Klarenbeek warns that sustainability should not become a hype. It requires care and a consistent approach. Gradually sustainability is used as an economical way to sell more. That in itself is not a bad thing, but for example, for ‘Led Leafs’ all parts have to be there. Besides that there has to be support in replacing and repairing parts. If this is not the case, people throw their products away and ultimately it will lead us nowhere.
For production it will be the same; If everything is made in China and the products have to be shipped across the world, we will never help the environment.
But can we produce closer to home?
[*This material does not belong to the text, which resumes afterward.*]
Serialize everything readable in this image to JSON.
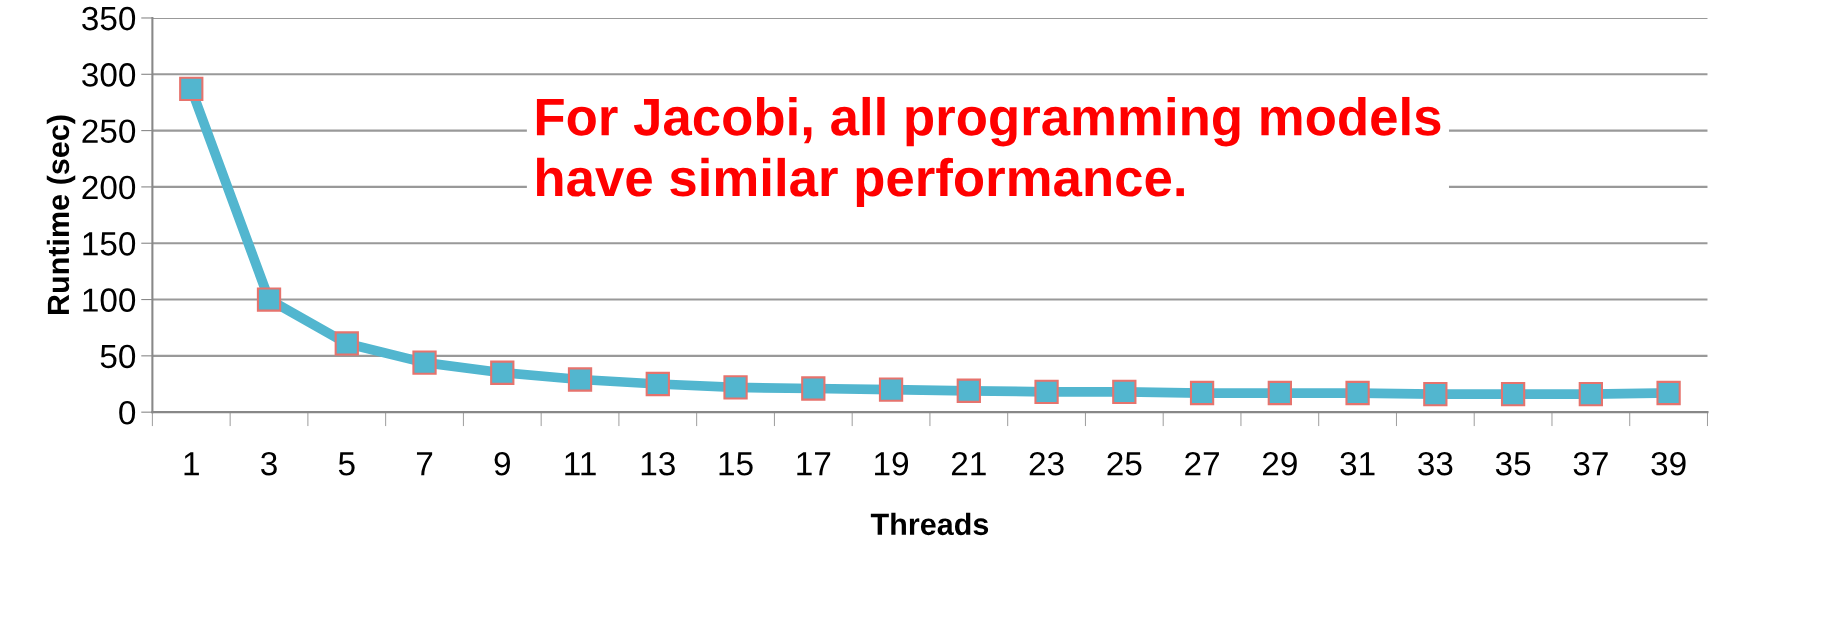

How can we create fair labor for the extra aluminum production? And how can we avoid situations like child labor and intolerant work conditions? Initially there are many positive thoughts, but with negative end results.

Klarenbeek understands that he can’t change the world on his own, but at least he can make a start. He sees himself as a catalyst. “I want to show what can be done with things that are out there, waiting to be used.” says the involved designer.

What I like about ‘Led Leafs‘ is the idea to create an innovative design. In the way of an environmentally conscious do-it-yourself kit in an A4 envelop that can be sent to the consumer. Even in my work I try to move closer to the viewer. Activating the viewer to produce (assemble) and thereby to contribute to a better environment will be a nice connection to the goal of sustainability ‘to normalize’ it. But there are differences to be discovered. Where Klarenbeek starts from engineering, I think from aesthetics. I start my processes to find the best image. In Rotterdam, I was immediately captivated by the beautiful impression that “Led Leafs” gave me, not that it was functioning or environmentally responsible. It was the look that got me. Klarenbeek starts a research for ‘how to’, always looking for the one best way. However, I would start with: “Nice, but can it be better visually?”
Klarenbeek also have work mainly based on aesthetics. A good example is his eye jewellery. In this project he is exploring the potential of jewellery as an integral part of the human body. a combination of a pair of contact lenses and a string of tiny crystals makes a jewel that joins the movements of the eye and eyelid.” Of course very progressive: this is probably as close as we can get design to the eye, apart from surgery. But in addition to the investigation and the trial, it is the beauty that prevails.

Something that appeals to me in eye jewellery and in ‘led leafs’ as well is the huge effort that’s in it. For ‘eye jewellery’ Klarenbeek had a five-year process. For one of my last ‘sculpture assignments “I had to make a sculpture of 1 cubic meter of sugar. For more then four days I melted sugar to caramel and reached at the end the exact dimensions. I really like processes, maybe even more then the end result. When I was in Klarenbeek’s studio and I saw all those different steps the end result was even getting better. His interesting long processes are also visible in Work Survey. This is a movie about the process of creating. He included some of the projects he worked on the past years till present.

Later in our conversation I asked Klarenbeek about the ultimate sustainable development in the future. Where are we really looking for?
This question made me think about my own future. I am convinced that sustainability and innovation must play a role in my creative future. But how it will get the attention in my work? I don’t know yet. Actually, I think this is the start of my quest for sustainable.

When I ask ‘The designer of the unusual’ again what great sustainable developments he wants to be a part of, his eyes begin to shine in the big, bright studio overlooking the waters of Zaandam and … he is silent.